GB1598784A - Gob feeders for supplying molten glass from forehearths to gob distributors in glassware manufacture - Google Patents

Description

(54) GOB FEEDERS FOR SUPPLYING MOLTEN GLASS FROM FOREHEARTHS TO GOB DISTRIBUTORS IN GLASSWARE MANUFACTURE (71) We, EMHART INDUSTRIES, INC., a Corporation organised under the laws of the State of Connecticut, United States of America, of 426 Colt Highway, Farmington, Connecticut, United States of America, do hereby declare the invention, for which we pray that a patent may be granted to us, and the method by which it is to be performed, to be particularly described in and by the following statement:- This invention relates to gob feeders for supplying molten glass from forehearths to gob distributors in glassware manufacture.

A known gob feeder comprises a spout bowl intended to be attached to the downstream end of a forehearth so as to receive the flow of molten glass after the latter has been conditioned in the forehearth. The spout bowl has a aperture in its base accommodating an orifice ring and a single, vertical refractory tube the lower edge of which is spaced above the aperture. Reciprocable plungers within the tube shape the molten glass into an irregular flow which, in use, issues from orifices in the orifice ring and is cut to form gobs of molten glass which are then distributed by a gob distributor to the troughs of a glassware forming machine.

Glassware forming machines are being designed to produce glassware at increasing speeds. For example, the multi-section machine disclosed in British Patent Specification No. 1,491,859 is able to produce glassware at a higher speed than that possible with the older Hartford I.S. machine disclosed in U.S. Patent No. 1,911,119. Conventional gob feeders are not always able to produce gobs of molten glass at a speed which matches these higher production rates.

The obvious solution of using two forehearths, each supplying a corresponding gob feeder with the two feeders supplying a common multi-section machine, is not practicable because the two forehearths expand by differing amounts, causing alignment problems at the gob distributor.

According to the invention a gob feeder for supplying molten glass from a forehearth to a gob distributor comprises a spout bowl with a base, the base of the spout bowl being formed with two apertures, two substantially upright tubes which extend downwardly into the bowl in respective alignment with the two apertures, a plurality of vertically reciprocable plungers in each tube, means for retaining the tubes with the lower peripheries thereof spaced a desired amount above the base of the spout bowl, means for reciprocating the plungers within the tubes, two orifice rings attached to the base of the spout bowl in respective alignment with the two apertures, each orifice ring having a plurality of glass-issuing orifices, with each plunger being aligned vertically with a corresponding one of the orifices, and cutting means disposed below the orifices and operated in timed relationship with reciprocation of the plungers such that in use molten glass flows from the spout bowl under the lower peripheries of the tubes, and is shaped by the plungers into a shaped flow of glass which issues from the orifices before being cut into discrete gobs of molten glass by the cutting means.
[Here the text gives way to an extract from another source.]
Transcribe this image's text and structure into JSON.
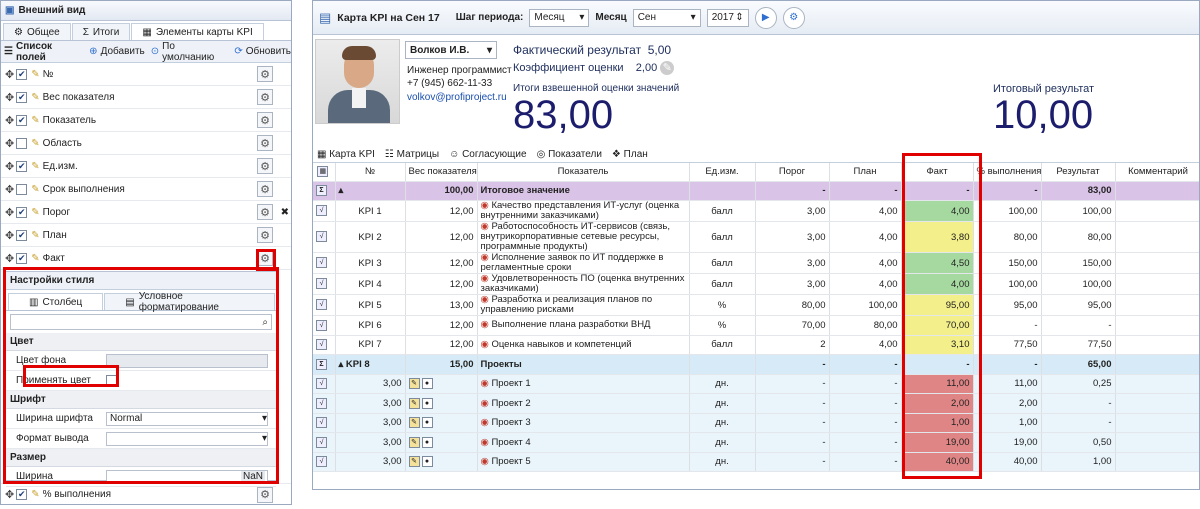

By providing two tubes, two orifice rings and two sets of associated plungers in the spout bowl, the production rate of the gob feeder can be doubled compared with a feeder having the conventional arrangement of one tube, one orifice ring and one set of plungers.

The two tubes may be spaced apart in a direction which, when the feeder is fitted to the forehearth, is aligned with the central longitudinal axis of the forehearth. Alternatively, the two tubes may be spaced apart in a direction perpendicular to said central longitudinal axis.

A gob feeder according to the invention may be used with a single gob distributor comprising two sets of scoops which are driven by a common cam and which respectively serve the two apertures. One set of scoops conveniently directs gobs to the sections of one half of a multi-section glassware forming machine, whilst the other set of scoops directs gobs to the sections of the other half of the machine, the sections of one half being staggered with respect to the sections of the other half by an amount equal to the spacing between the centres of the apertures.

Alternatively, a gob feeder according to the invention may be used with two gob distributors respectively serving the two halves of a multi-section glassware forming machine.

The drives to the two sets of plungers may be independent but sychronised, or alternatively a common drive to both sets of plungers could be provided.

A gob feeder according to the invention will now be described, by way of example, with reference to the accompanying drawings, in which: Figure 1 is a plan view of the gob feeder shown attached to the downstream end of a forehearth, Figure 2 is a side view showing the gob feeder in longitudinal section, and showing a gob distributor and the downstream end of the forehearth in side elevation, Figure 3 is a diagram showing how the single gob distributor shown in Figure 2 distributes the gobs from the gob feeder to the individual sections of a twelve section glassware forming machine, Figure 4 is a diagram similar to that of Figure 3, but showing how two gob distributors distribute the gobs from the gob feeder to the individual sections of a twelve section glassware forming machine, and Figure 5 is a further diagram showing how a single gob distributor may be used to distribute the gobs from a modified construction of gob feeder to the individual sections of a twelve section glassware forming machine.

Referring to Figures 1 and 2, the gob feeder 21 is attached to the downstream end 22 of the forehearth 23. The forehearth 23 has a U-shaped channel (of conventional form) within which flows molten glass supplied by a furnace, not shown. After being conditioned within the forehearth 23, the molten glass flows out of the downstream end 22 into a refractory spout bowl 24 having in its base two apertures 25 and 26 spaced apart in a direction aligned with the central longitudinal axis XX of the forehearth 23.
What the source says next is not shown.